Non-Revenue Water Issues
The American Water Works Association (AWWA, 2007) estimated that approximately $325 billion needs to be spent on upgrading water systems in the United States in the next 20 years. It is well known that water leakage rates in drinking water distribution systems can be as high as 32% in some utilities.  Recent drought issues in California also make the water loss as one of the top priority issues as part of the sustainable water resources management practices. The objective of the research is to: (i) estimate the water losses in drinking water distribution systems in Bay Area, (ii) measure economic and environmental impacts due to physical and apparent water losses, (iii) determine economically sustainable optimal level of water leakage level to balance water loss and economic benefits.  The research results will also help water utilities establish optimal strategies toward their water loss reduction programs.
Homeowner Concerns and Preference Analysis of Plumbing Issues
This study applied formal preference elicitation methodologies, Conjoint Analysis and the Analytical Hierarchical Process, to examine the actions taken by homeowners living in a pipe failure prone area and the preventive actions they might use to minimize their risk due to corrosion, cost, as well as other issues related to home plumbing. Health, taste, and odor were dominant considerations for consumers.  Interestingly, some respondents responded one way when stating preferences but behaved differently when making real-life choices.  This information will be helpful for policy experts and utility companies seeking new ways to deal with premise plumbing issues. 

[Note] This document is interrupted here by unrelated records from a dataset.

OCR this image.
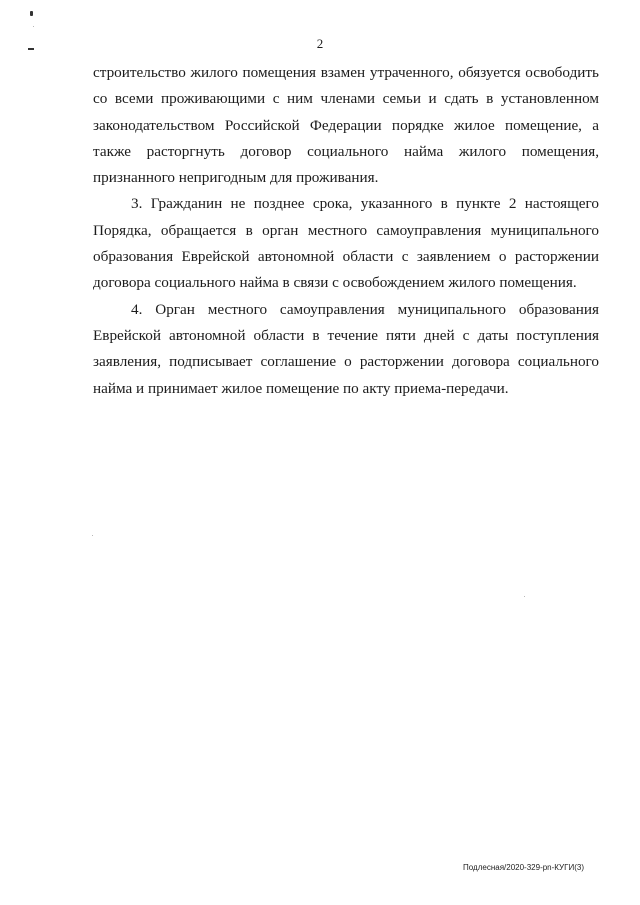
2

строительство жилого помещения взамен утраченного, обязуется освободить со всеми проживающими с ним членами семьи и сдать в установленном законодательством Российской Федерации порядке жилое помещение, а также расторгнуть договор социального найма жилого помещения, признанного непригодным для проживания.

3. Гражданин не позднее срока, указанного в пункте 2 настоящего Порядка, обращается в орган местного самоуправления муниципального образования Еврейской автономной области с заявлением о расторжении договора социального найма в связи с освобождением жилого помещения.

4. Орган местного самоуправления муниципального образования Еврейской автономной области в течение пяти дней с даты поступления заявления, подписывает соглашение о расторжении договора социального найма и принимает жилое помещение по акту приема-передачи.

Подлесная/2020-329-pn-КУГИ(3)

Preference Analysis of Bottled Water
Bottled water consumption increases day by day despite its high prices, shelf life and questionable water quality, and potential environmental impacts compared to tap water.  This phenomenon raises a question of how people make a decision on whether bottled or tap water. The goal of the research is to elicit preferences for tap vs bottled water attributes using a multi-criteria decision modeling technique. To formulate the model, five attributes are considered: i) convenience, ii) environmental impacts, iii) health impacts, iv) cost and v) taste/ odor of water. This will enable us to determine their attribute rankings as well their final choices. The results from this research will be helpful to policymakers, water utility managers, educators, researchers, and other professionals concerned with the drinking water.